ただしどちらも絶対的な規則ではなく、地域差もあるため、互換的に使われるケースも増えています。

注意点:
同じ英語圏でも年代や地域、業種によって使い分けが必須ではないため、相手や場所に合わせて単語を選ぶ柔軟性が大切です。

店を探すときに使える便利フレーズ&ミニクイズ

以下は旅行・留学・日常でそのまま使える、自然で実用的なフレーズ集です。また、ミニクイズもあるので、理解度をチェックしてみてください。

知っておきたい便利な英語フレーズ

自分の状況にあった単語に置き換えて、以下のフレーズを実践で試してみましょう!

Excuse me, is there a florist near here? (すみません、この近くに花屋さんはありますか?)

There’s a pharmacy across from the station. (駅の向かいに薬局があります。)

I’m looking for a bookstore that sells English novels. (英語の小説を扱う本屋を探しています。)

Do you know any good greengrocers around here? (この辺で良い八百屋さんを知っていますか?)

I need a dry cleaner that opens on Saturdays. (土曜日に開いているクリーニング店を探しています。
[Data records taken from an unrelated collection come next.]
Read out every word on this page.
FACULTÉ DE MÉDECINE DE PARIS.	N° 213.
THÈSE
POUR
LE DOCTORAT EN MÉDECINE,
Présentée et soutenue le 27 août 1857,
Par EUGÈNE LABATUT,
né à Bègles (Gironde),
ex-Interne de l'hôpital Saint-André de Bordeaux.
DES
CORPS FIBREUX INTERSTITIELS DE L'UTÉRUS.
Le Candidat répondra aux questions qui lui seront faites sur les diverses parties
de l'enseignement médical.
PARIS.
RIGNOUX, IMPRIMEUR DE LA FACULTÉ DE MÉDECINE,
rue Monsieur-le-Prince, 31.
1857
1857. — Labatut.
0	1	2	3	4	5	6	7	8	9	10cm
)

Could you recommend a good bakery nearby? (近くでおすすめのパン屋を教えてもらえますか?)

実践ポイント:
相手に尋ねるときは「Excuse me」で始め、目的(what you’re looking for)と条件(open hours, product, price)を続けるとスムーズです。

ミニクイズ(理解チェック)

簡単なクイズを2問やってみましょう。どちらも正解しましたか?

Q1:次のうち「八百屋」を意味するのはどれ?
A. butcher B. bakery C. greengrocer 
Q2:イギリス英語で「薬局」を表すのはどれ?
A. pharmacy B. chemist’s C. drugstore 

【答え】
Q1:C
Q2:B(英)※アメリカでは A 、 C がよく使われる

○○屋”を表す英語を実践で身につけよう

“○○屋”を英語で表すときは、単に“○○shop”とするだけでは不十分な場合が多く、職業名由来の語(florist, butcher など)や英米の地域差(pharmacy / chemist’s など)を理解することが重要です。この記事でご紹介した表現や例文は、旅行先での会話やオンライン英会話でそのまま使えるものばかりです。学んだ単語を実際に使ってみることで、語彙の定着が早まるので試してみましょう!